FREEDOM IN GENDER CATEGORIES IN TRACKS BY LOUISE ERDRICH
Description
The article explores the problem of gender representation in the novel Tracks by Louise Erdrich. The topic is revealed through the gendering of the Anishinaabe people. The research focuses on the correlation of inner and outer gender roles in the text of the novel. The idea of some gender boundary id marked by various relations in the everyday activities of a man and a woman. The wrter marks those gender roles even at the level of the language as some erotic boundary between body and language.
In the history of the two characters, Nanapush and Pauline, one can observe overcoming gender boundaries at both material and spiritual levels. Mother’s space that is metaphorically called upon by Nanapush, is simultaneously absent and present, that is a healing space, a revival of Lulu, for whom the novel Tracks was written. The words spoken by him and the sounds he articulated preserve some hidden gender aspect. Nanapush generalizes the Anishinaabe gender but not recreates it as a model. That interpretation envisages presupposed knowledge and mastering expressing it. Nanapush’s narrative includes a process of revising gender self-representation that at the same time opposes mainstream representation while Pauline presents the ‘white’ point of view on gender roles of the Native Americans.

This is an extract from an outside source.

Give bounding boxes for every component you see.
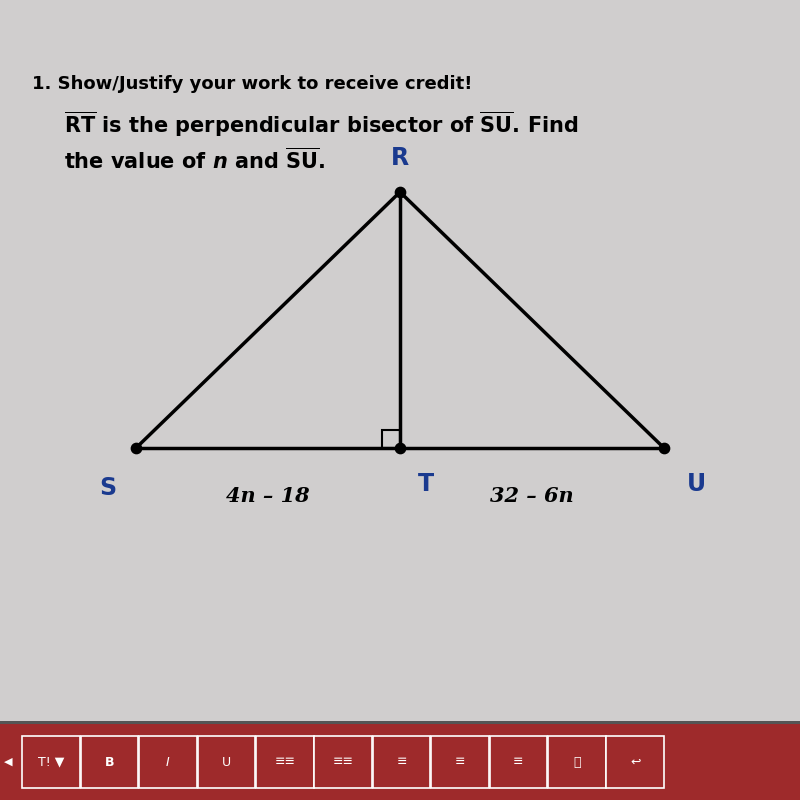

In the text by Erdrich, the ability to overcome gender boundaries exists alongside with the acception of the fact that in order to preserve the Anishinaabe culture certain gender roles may be needed. The bicultural experience that the Tracks characters have to accumulate is used by the writer as the concept of the gender boundary between the two worlds. In the text by Erdrich, gender oppositions dissolve and differences are more clearly revealed through using metaphors.